The second brother, Yidl, an energetic and determined one, “the politician” we called him, and his Party the Bund did indeed, because of this, put him forth as a candidate for city councilor in the elections.

The female member, M. Pafa, was a very dear young woman. From her wealthy home she came directly to the club, contributed her share of the work of evening classes that the club organized for working members, without charge. Her purpose in coming to the club wasn't merely to serve as a teacher. She was also convinced that only with social justice can there be a good world and a free world, and this is what drew her to the club that conducted its activities consistent with her ideas.

The chaver Voveh Burshtein was brought up in a wealthy and strictly religious home. The family hoped that their son would grow up to be a Rov. There came a time, though, when the Talmid Khokhem (religious learner) became a Talmid Socialism. Vaveh came to the club to give his lessons for the “lecture group” where a group of young people that the club organized were preparing themselves to be lecturers and leaders of the widely-spread social work. This widely-spread activity was carried on by the Bund.

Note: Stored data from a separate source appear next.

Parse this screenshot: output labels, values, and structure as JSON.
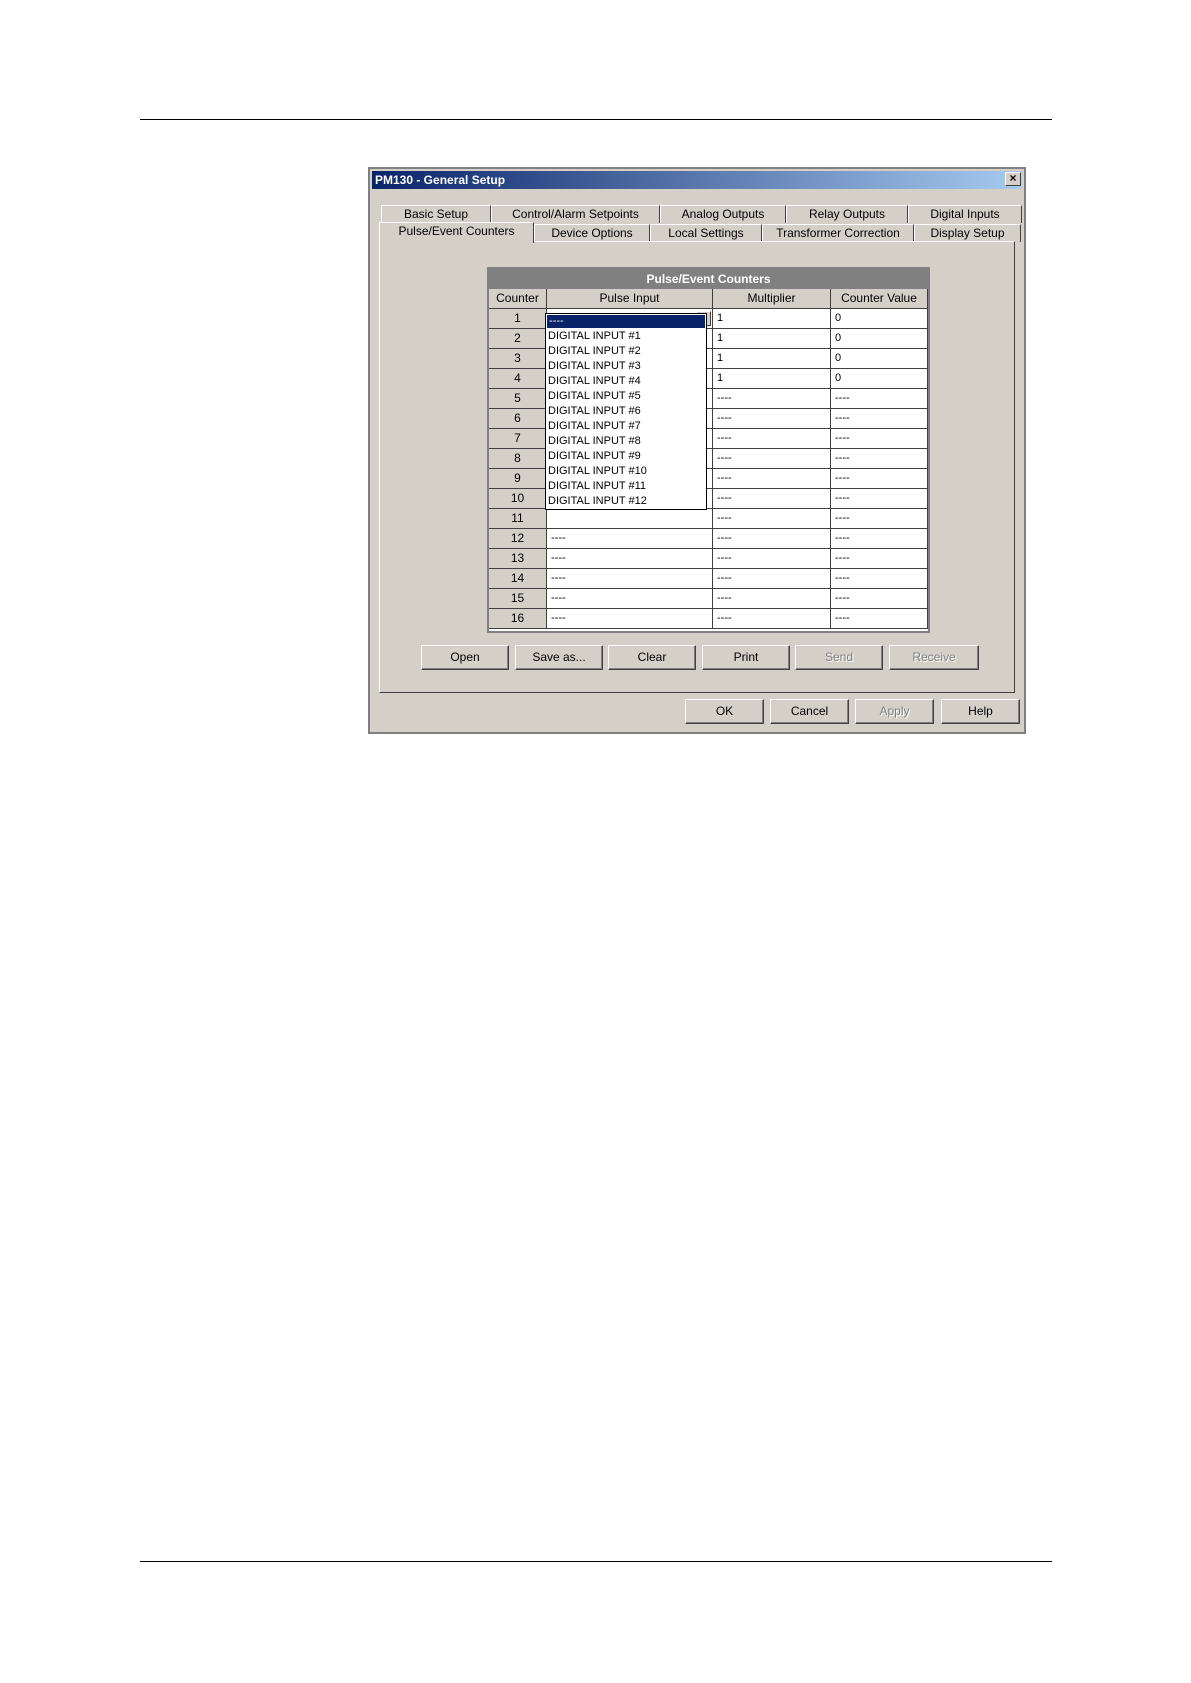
{
  "dialog": {
    "title": "PM130 - General Setup",
    "close_label": "×"
  },
  "tabs_row1": [
    "Basic Setup",
    "Control/Alarm Setpoints",
    "Analog Outputs",
    "Relay Outputs",
    "Digital Inputs"
  ],
  "tabs_row2": [
    "Pulse/Event Counters",
    "Device Options",
    "Local Settings",
    "Transformer Correction",
    "Display Setup"
  ],
  "active_tab": "Pulse/Event Counters",
  "grid": {
    "title": "Pulse/Event Counters",
    "columns": [
      "Counter",
      "Pulse Input",
      "Multiplier",
      "Counter Value"
    ],
    "rows": [
      [
        "1",
        "----",
        "1",
        "0"
      ],
      [
        "2",
        "",
        "1",
        "0"
      ],
      [
        "3",
        "",
        "1",
        "0"
      ],
      [
        "4",
        "",
        "1",
        "0"
      ],
      [
        "5",
        "",
        "----",
        "----"
      ],
      [
        "6",
        "",
        "----",
        "----"
      ],
      [
        "7",
        "",
        "----",
        "----"
      ],
      [
        "8",
        "",
        "----",
        "----"
      ],
      [
        "9",
        "",
        "----",
        "----"
      ],
      [
        "10",
        "",
        "----",
        "----"
      ],
      [
        "11",
        "",
        "----",
        "----"
      ],
      [
        "12",
        "----",
        "----",
        "----"
      ],
      [
        "13",
        "----",
        "----",
        "----"
      ],
      [
        "14",
        "----",
        "----",
        "----"
      ],
      [
        "15",
        "----",
        "----",
        "----"
      ],
      [
        "16",
        "----",
        "----",
        "----"
      ]
    ]
  },
  "dropdown": {
    "selected": "----",
    "options": [
      "----",
      "DIGITAL INPUT #1",
      "DIGITAL INPUT #2",
      "DIGITAL INPUT #3",
      "DIGITAL INPUT #4",
      "DIGITAL INPUT #5",
      "DIGITAL INPUT #6",
      "DIGITAL INPUT #7",
      "DIGITAL INPUT #8",
      "DIGITAL INPUT #9",
      "DIGITAL INPUT #10",
      "DIGITAL INPUT #11",
      "DIGITAL INPUT #12"
    ]
  },
  "panel_buttons": [
    {
      "label": "Open",
      "enabled": true
    },
    {
      "label": "Save as...",
      "enabled": true
    },
    {
      "label": "Clear",
      "enabled": true
    },
    {
      "label": "Print",
      "enabled": true
    },
    {
      "label": "Send",
      "enabled": false
    },
    {
      "label": "Receive",
      "enabled": false
    }
  ],
  "dialog_buttons": [
    {
      "label": "OK",
      "enabled": true
    },
    {
      "label": "Cancel",
      "enabled": true
    },
    {
      "label": "Apply",
      "enabled": false
    },
    {
      "label": "Help",
      "enabled": true
    }
  ],
  "icons": {
    "combo_arrow": "chevron-down-icon",
    "close": "close-icon"
  },
  "colors": {
    "titlebar": "#0a246a",
    "face": "#d4d0c8",
    "selection": "#0a246a",
    "grid_header": "#808080"
  }
}
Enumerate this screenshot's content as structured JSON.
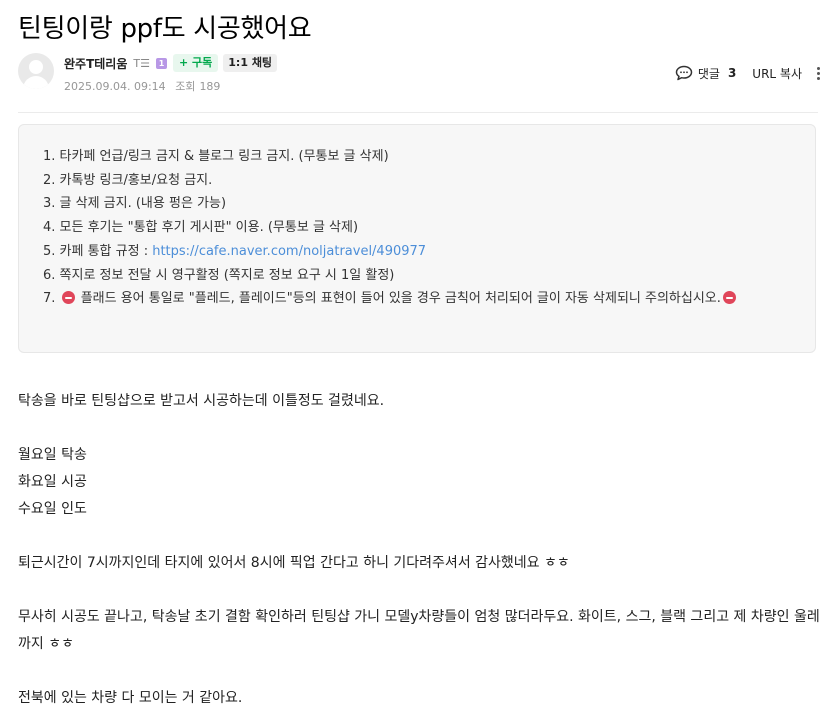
{
  "post": {
    "title": "틴팅이랑 ppf도 시공했어요",
    "author": {
      "name": "완주T테리움",
      "level_text": "T☰",
      "level_badge": "1",
      "subscribe_label": "+ 구독",
      "chat_label": "1:1 채팅"
    },
    "date": "2025.09.04. 09:14",
    "views_label": "조회",
    "views": "189",
    "tools": {
      "comment_label": "댓글",
      "comment_count": "3",
      "url_copy_label": "URL 복사"
    }
  },
  "notice": {
    "items": [
      "1. 타카페 언급/링크 금지 & 블로그 링크 금지. (무통보 글 삭제)",
      "2. 카톡방 링크/홍보/요청 금지.",
      "3. 글 삭제 금지. (내용 펑은 가능)",
      "4. 모든 후기는 \"통합 후기 게시판\" 이용. (무통보 글 삭제)",
      "5. 카페 통합 규정 : ",
      "6. 쪽지로 정보 전달 시 영구활정 (쪽지로 정보 요구 시 1일 활정)",
      "7. ",
      "플래드 용어 통일로 \"플레드, 플레이드\"등의 표현이 들어 있을 경우 금칙어 처리되어 글이 자동 삭제되니 주의하십시오."
    ],
    "rule_link": "https://cafe.naver.com/noljatravel/490977",
    "stop_icon_color": "#e0465a",
    "link_color": "#4c8ed8"
  },
  "body": {
    "paragraphs": [
      "탁송을 바로 틴팅샵으로 받고서 시공하는데 이틀정도 걸렸네요.",
      "월요일 탁송",
      "화요일 시공",
      "수요일 인도",
      "퇴근시간이 7시까지인데 타지에 있어서 8시에 픽업 간다고 하니 기다려주셔서 감사했네요 ㅎㅎ",
      "무사히 시공도 끝나고, 탁송날 초기 결함 확인하러 틴팅샵 가니 모델y차량들이 엄청 많더라두요. 화이트, 스그, 블랙 그리고 제 차량인 울레까지 ㅎㅎ",
      "전북에 있는 차량 다 모이는 거 같아요."
    ]
  },
  "colors": {
    "subscribe_green": "#03a94d",
    "notice_bg": "#f7f7f7"
  },
  "icons": {
    "avatar": "default-user-avatar",
    "comment": "speech-bubble-icon",
    "more": "vertical-dots-icon",
    "stop": "no-entry-icon"
  }
}
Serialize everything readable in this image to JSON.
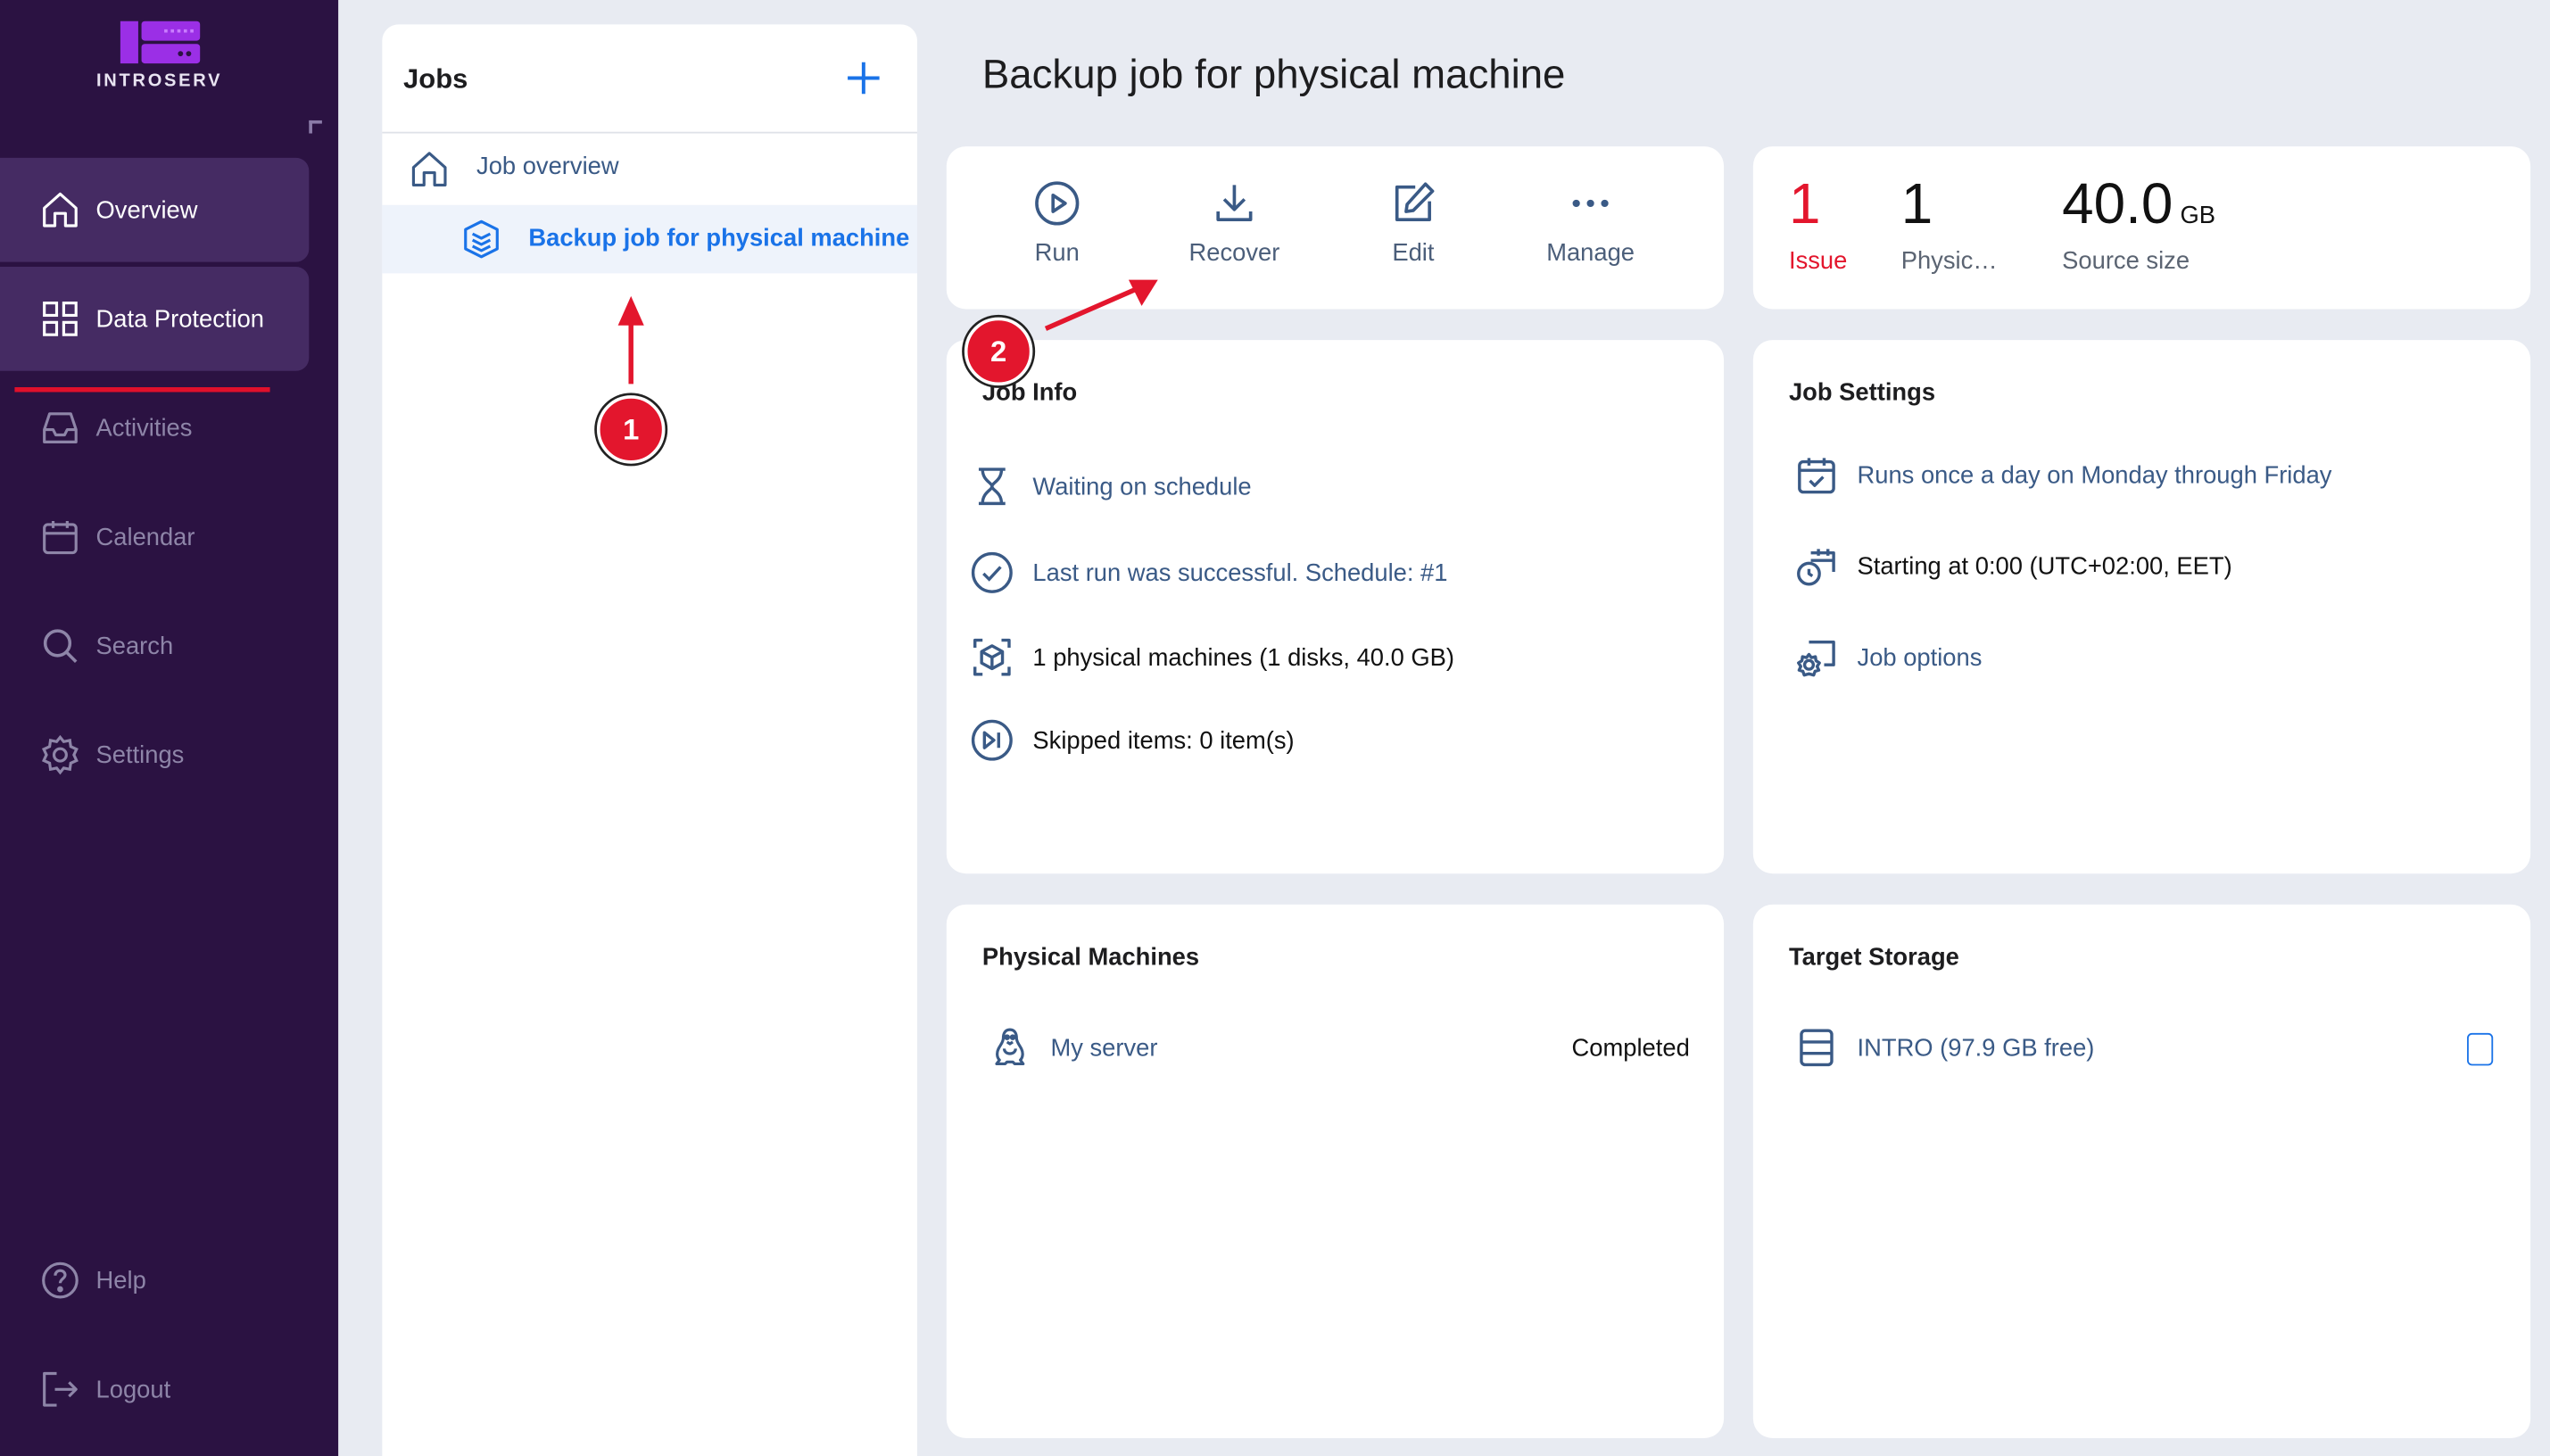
{
  "brand": {
    "name": "INTROSERV"
  },
  "sidebar": {
    "items": [
      {
        "label": "Overview",
        "icon": "home-icon"
      },
      {
        "label": "Data Protection",
        "icon": "grid-icon"
      },
      {
        "label": "Activities",
        "icon": "inbox-icon"
      },
      {
        "label": "Calendar",
        "icon": "calendar-icon"
      },
      {
        "label": "Search",
        "icon": "search-icon"
      },
      {
        "label": "Settings",
        "icon": "gear-icon"
      }
    ],
    "bottom": [
      {
        "label": "Help",
        "icon": "help-icon"
      },
      {
        "label": "Logout",
        "icon": "logout-icon"
      }
    ]
  },
  "jobs": {
    "title": "Jobs",
    "overview_label": "Job overview",
    "selected_job": "Backup job for physical machine"
  },
  "page": {
    "title": "Backup job for physical machine"
  },
  "toolbar": {
    "run": "Run",
    "recover": "Recover",
    "edit": "Edit",
    "manage": "Manage"
  },
  "stats": {
    "issue": {
      "value": "1",
      "label": "Issue"
    },
    "physical": {
      "value": "1",
      "label": "Physic…"
    },
    "source": {
      "value": "40.0",
      "unit": "GB",
      "label": "Source size"
    }
  },
  "job_info": {
    "title": "Job Info",
    "status": "Waiting on schedule",
    "last_run": "Last run was successful. Schedule: #1",
    "machines": "1 physical machines (1 disks, 40.0 GB)",
    "skipped": "Skipped items: 0 item(s)"
  },
  "job_settings": {
    "title": "Job Settings",
    "schedule": "Runs once a day on Monday through Friday",
    "start": "Starting at 0:00 (UTC+02:00, EET)",
    "options": "Job options"
  },
  "physical_machines": {
    "title": "Physical Machines",
    "items": [
      {
        "name": "My server",
        "status": "Completed"
      }
    ]
  },
  "target_storage": {
    "title": "Target Storage",
    "items": [
      {
        "name": "INTRO (97.9 GB free)"
      }
    ]
  },
  "annotations": {
    "marker1": "1",
    "marker2": "2"
  },
  "colors": {
    "sidebar": "#2b1242",
    "accent": "#1a73e8",
    "issue": "#e3162d",
    "marker": "#e3162d"
  }
}
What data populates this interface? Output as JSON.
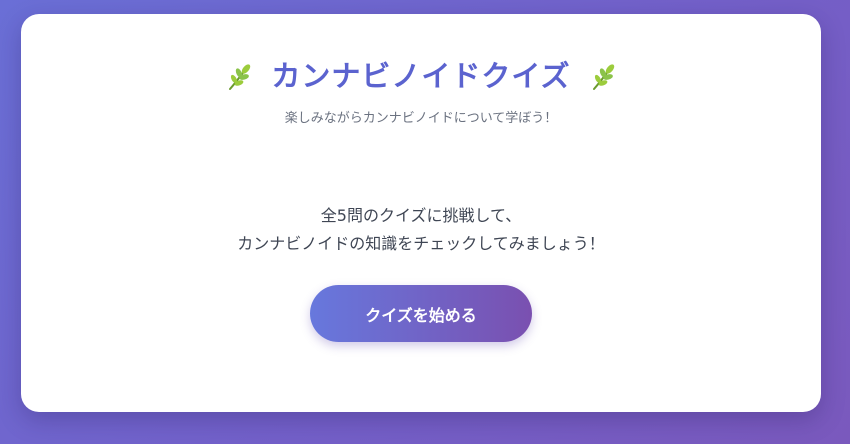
{
  "header": {
    "title": "カンナビノイドクイズ",
    "subtitle": "楽しみながらカンナビノイドについて学ぼう！",
    "left_icon": "herb-icon",
    "right_icon": "herb-icon"
  },
  "intro": {
    "line1": "全5問のクイズに挑戦して、",
    "line2": "カンナビノイドの知識をチェックしてみましょう！"
  },
  "start_button": {
    "label": "クイズを始める"
  },
  "colors": {
    "background_start": "#6a6fd6",
    "background_end": "#7a59bd",
    "title": "#5b63cf",
    "button_start": "#6778dd",
    "button_end": "#7a50b0"
  }
}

I scan my brain for memories of days and years. I want to be able to recall and tell about bygone days. I want to bring out the beauty and variety of my youth club with its sports section, choral group, and so on… Where are they all: those dear idealists of my youth? Here before my eyes is a picture of a group of those young idealists and dreamers. I look at them and I feel like an orphan with a desire to say Kadish at the site of their graves, but where does one find the graves of these holy souls?

Once more I scan my brain. A particular page of the Poele Tzion movement of Ciechanow also with its own club, Di Arbeiter Haim (The Workers' Home). Unfortunately, I barely recall the names of those who conducted the Workers Home: Baruch Maline, and the other one -- Yosef Zilberblat of the young Poele Tzion, Yosef Zilberblat, a gentle blond boy, knowledgeable in Marxism Borokhovison and able to convey it, was a political opponent of mine; still, it was a pleasure to enter into a discussion with him.

There were also curious things and mischievous goings-on in the life of those days, but without doubt all these acts were closely related to certain aims that strengthened and cemented the whole active Jewish social movement uphill.

[Page 178]

Group of Left Poele Tzion
Group of Left Poele Tzion

Picture Index

Suddenly I recall the following episode:

I jump over the fence and from there is just a hop and a skip to the friend Shifra's house. My jump over the fence has nothing to do with mischief, but rather with practicality, to save time. That's how my youthfulness expressed itself: Why go all the way around when with one jump I'm at my destination? The only barrier that separated me from the narrow alley where Shifra lived was the fence, so why should I go all the way around? --- There was no time for such a luxury.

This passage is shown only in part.